La vergogna al pronto soccorso di Sondrio – Ecco la seconda testimonianza di chi era presente

di OPEN

«Un signore in sala attesa ha detto che quello che stava succedendo sembrava un “rito satanico”. Una donna ha risposto: “Saranno tradizioni loro”»: nuova testimonianza raccolta da Open

Continuano a rincorrersi dubbi e voci discordanti intorno alla ricostruzione della terribile vicenda degli insulti razzisti a una mamma 22enne di origine nigeriana, “rea” di essersi abbandonata a urla disperate di fronte alla morte della figlia di cinque mesi al pronto soccorso dell’Ospedale di Sondrio. 

I dubbi sollevati riguardano per lo più la fonte della prima testimonianza sull’accaduto, raccolta qui da Open, e il suo ruolo politico nelle liste di centrosinistra alle elezioni locali, nonché l’assenza di video e audio che confermino le frasi razziste. 

Open ha potuto raccogliere una seconda testimonianza che confermerebbe come vi siano state effettivamente alcune esternazioni discriminatorie dei presenti in sala d’attesa nei confronti di alcune persone straniere presenti in pronto soccorso in quel momento. 

La persona in questione vuole restare anonima. Questo è quello che ci ha raccontato.

Cos’è successo quella mattina in pronto soccorso?

«Inizialmente ho visto arrivare una donna e successivamente alcune persone. Non so se fossero parenti della madre e della bambina poi morta. Dopo circa un’ora li ho visti uscire dalla zona delle sale per le visite e percorrere un altro corridoio, che non passa attraverso la sala d’attesa. C’era una signora in particolare che piangeva e urlava disperata. Qualcuno ha detto che si era anche buttata a terra, ma io non ho visto questa cosa. Non sono stata lì a guardare cosa stesse succedendo nello specifico».
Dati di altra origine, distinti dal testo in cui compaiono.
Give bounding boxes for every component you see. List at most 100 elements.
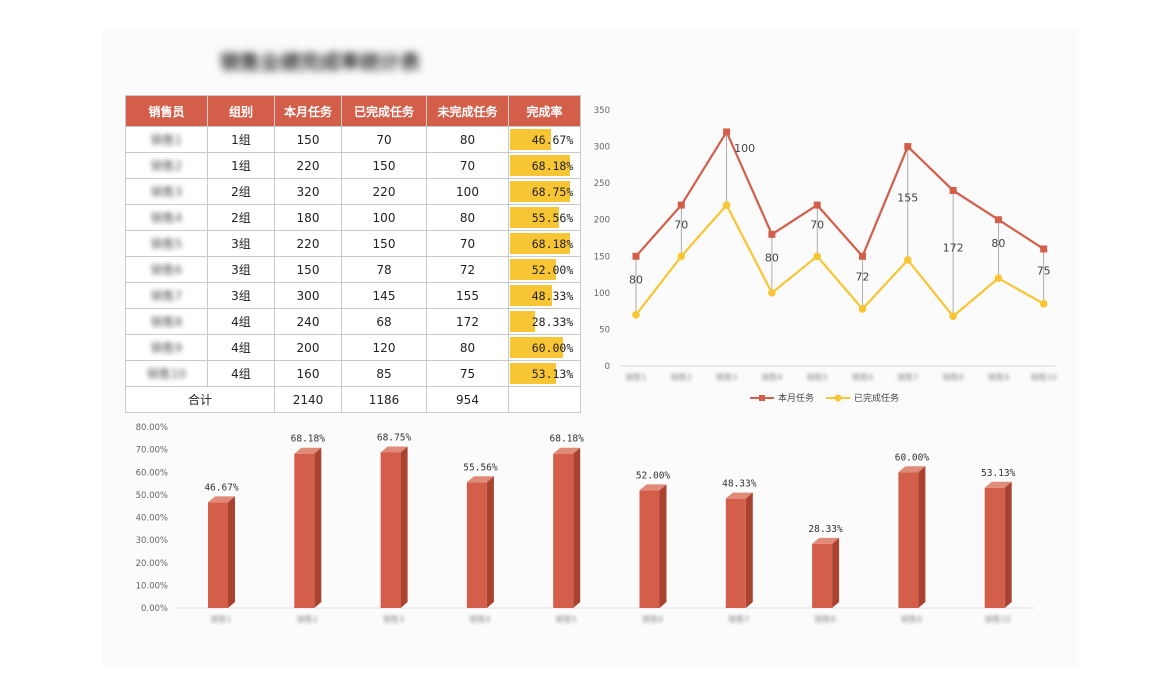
rate-bar[interactable] (208, 496, 235, 608)
cell-completion-rate[interactable]: 55.56% (508, 204, 581, 231)
rate-bar[interactable] (812, 537, 840, 608)
cell-completion-rate[interactable]: 68.18% (508, 152, 581, 179)
cell-salesperson[interactable]: 销售3 (125, 178, 208, 205)
series-line-monthly-task[interactable] (635, 129, 1045, 259)
cell-salesperson[interactable]: 销售4 (125, 204, 208, 231)
total-task[interactable]: 2140 (274, 386, 342, 413)
cell-monthly-task[interactable]: 220 (274, 152, 342, 179)
point-monthly-task[interactable] (632, 252, 640, 260)
cell-completion-rate[interactable]: 48.33% (508, 282, 581, 309)
cell-completed-task[interactable]: 150 (341, 230, 427, 257)
total-label[interactable]: 合计 (125, 386, 275, 413)
line-legend[interactable]: 本月任务 已完成任务 (750, 392, 899, 404)
cell-uncompleted-task[interactable]: 75 (426, 360, 509, 387)
cell-salesperson[interactable]: 销售10 (125, 360, 208, 387)
total-undone[interactable]: 954 (426, 386, 509, 413)
cell-completed-task[interactable]: 150 (341, 152, 427, 179)
cell-salesperson[interactable]: 销售8 (125, 308, 208, 335)
cell-group[interactable]: 1组 (207, 126, 275, 153)
cell-uncompleted-task[interactable]: 70 (426, 152, 509, 179)
header-completion-rate[interactable]: 完成率 (508, 95, 581, 127)
cell-monthly-task[interactable]: 150 (274, 256, 342, 283)
series-line-completed-task[interactable] (635, 203, 1045, 318)
point-monthly-task[interactable] (813, 201, 821, 209)
cell-group[interactable]: 1组 (207, 152, 275, 179)
cell-group[interactable]: 3组 (207, 256, 275, 283)
point-monthly-task[interactable] (1040, 245, 1048, 253)
completion-rate-bar-chart[interactable]: 0.00% 10.00% 20.00% 30.00% 40.00% 50.00% 60.00… (130, 420, 1045, 632)
point-monthly-task[interactable] (994, 216, 1002, 224)
point-monthly-task[interactable] (677, 201, 685, 209)
point-completed-task[interactable] (632, 311, 640, 319)
cell-monthly-task[interactable]: 220 (274, 230, 342, 257)
cell-monthly-task[interactable]: 150 (274, 126, 342, 153)
point-completed-task[interactable] (858, 305, 867, 313)
rate-bar[interactable] (898, 466, 926, 608)
cell-salesperson[interactable]: 销售2 (125, 152, 208, 179)
cell-completed-task[interactable]: 85 (341, 360, 427, 387)
cell-monthly-task[interactable]: 180 (274, 204, 342, 231)
cell-completed-task[interactable]: 220 (341, 178, 427, 205)
cell-salesperson[interactable]: 销售5 (125, 230, 208, 257)
cell-completion-rate[interactable]: 28.33% (508, 308, 581, 335)
cell-completed-task[interactable]: 145 (341, 282, 427, 309)
rate-bar[interactable] (984, 481, 1012, 608)
cell-salesperson[interactable]: 销售7 (125, 282, 208, 309)
header-salesperson[interactable]: 销售员 (125, 95, 208, 127)
cell-salesperson[interactable]: 销售1 (125, 126, 208, 153)
cell-completion-rate[interactable]: 53.13% (508, 360, 581, 387)
cell-group[interactable]: 4组 (207, 308, 275, 335)
cell-completed-task[interactable]: 70 (341, 126, 427, 153)
cell-uncompleted-task[interactable]: 70 (426, 230, 509, 257)
cell-uncompleted-task[interactable]: 80 (426, 126, 509, 153)
cell-group[interactable]: 4组 (207, 334, 275, 361)
cell-completion-rate[interactable]: 60.00% (508, 334, 581, 361)
point-monthly-task[interactable] (723, 128, 731, 136)
point-monthly-task[interactable] (859, 252, 866, 260)
cell-completion-rate[interactable]: 46.67% (508, 126, 581, 153)
header-group[interactable]: 组别 (207, 95, 275, 127)
cell-monthly-task[interactable]: 160 (274, 360, 342, 387)
total-done[interactable]: 1186 (341, 386, 427, 413)
point-completed-task[interactable] (994, 274, 1003, 283)
cell-monthly-task[interactable]: 200 (274, 334, 342, 361)
point-completed-task[interactable] (904, 256, 912, 264)
point-monthly-task[interactable] (904, 143, 912, 151)
cell-completed-task[interactable]: 78 (341, 256, 427, 283)
cell-group[interactable]: 2组 (207, 178, 275, 205)
cell-group[interactable]: 4组 (207, 360, 275, 387)
cell-group[interactable]: 3组 (207, 230, 275, 257)
point-completed-task[interactable] (1039, 300, 1048, 308)
point-completed-task[interactable] (677, 252, 686, 261)
rate-bar[interactable] (553, 447, 581, 608)
cell-salesperson[interactable]: 销售9 (125, 334, 208, 361)
cell-uncompleted-task[interactable]: 72 (426, 256, 509, 283)
total-rate-empty[interactable] (508, 386, 581, 413)
header-completed-task[interactable]: 已完成任务 (341, 95, 427, 127)
cell-salesperson[interactable]: 销售6 (125, 256, 208, 283)
rate-bar[interactable] (380, 446, 408, 608)
cell-completed-task[interactable]: 120 (341, 334, 427, 361)
cell-uncompleted-task[interactable]: 80 (426, 334, 509, 361)
point-completed-task[interactable] (768, 289, 776, 297)
rate-bar[interactable] (725, 492, 753, 608)
point-monthly-task[interactable] (768, 230, 776, 238)
point-completed-task[interactable] (722, 201, 731, 209)
cell-completed-task[interactable]: 100 (341, 204, 427, 231)
cell-completion-rate[interactable]: 68.18% (508, 230, 581, 257)
cell-completion-rate[interactable]: 52.00% (508, 256, 581, 283)
cell-uncompleted-task[interactable]: 155 (426, 282, 509, 309)
cell-monthly-task[interactable]: 300 (274, 282, 342, 309)
header-uncompleted-task[interactable]: 未完成任务 (426, 95, 509, 127)
cell-uncompleted-task[interactable]: 100 (426, 178, 509, 205)
cell-completed-task[interactable]: 68 (341, 308, 427, 335)
cell-monthly-task[interactable]: 240 (274, 308, 342, 335)
header-monthly-task[interactable]: 本月任务 (274, 95, 342, 127)
task-line-chart[interactable]: 0 50 100 150 200 250 300 350 80 70 100 80 70 72 155 172… (590, 98, 1060, 410)
cell-uncompleted-task[interactable]: 172 (426, 308, 509, 335)
point-completed-task[interactable] (813, 252, 821, 261)
cell-monthly-task[interactable]: 320 (274, 178, 342, 205)
cell-completion-rate[interactable]: 68.75% (508, 178, 581, 205)
cell-group[interactable]: 3组 (207, 282, 275, 309)
rate-bar[interactable] (466, 476, 494, 608)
E ha sentito delle frasi razziste o discriminatorie? 

«Sì, alcuni dei presenti, parlottando, hanno detto che “il gruppo sembrava stesse facendo un rito satanico”, mentre un’altra donna ha risposto “sono tradizioni loro”».

Quante persone erano presenti in sala d’attesa?

«Una quindicina circa».

E da parte di quante persone ha sentito commenti fuoriluogo?

«Un paio di persone, sembravano padre e figlia. Io ho sentito un signore in attesa che ha detto che “sembrava un rito satanico” e una donna che forse lo accompagnava – che avrà avuto tra i 40 e i 50 anni – che ha risposto “saranno tradizioni loro”». 

Queste persone hanno urlato contro il gruppo o contro la donna che piangeva e urlava?

«No, han fatto commenti a bassa voce, parlottando tra di loro».

Ha sentito altri insulti?

«Personalmente no. L’altra donna che ha raccontato l’accaduto (con cui Open ha parlato qui) si è trattenuta più di me, perché io nel frattempo sono andata via e quindi non ho avuto modo di sentire altre cose». 

E qualche persona in attesa si è affacciata a guardare cosa stesse succedendo? 

«Alcuni hanno osservato cosa stesse succedendo sul piazzale, dove era uscito il gruppo di persone». 

Era presente il personale medico-sanitario? 

«Alcuni operatori erano presenti nel gabbiotto dell’accettazione. Non potevano sentire le persone parlottare, né le frasi discriminatorie».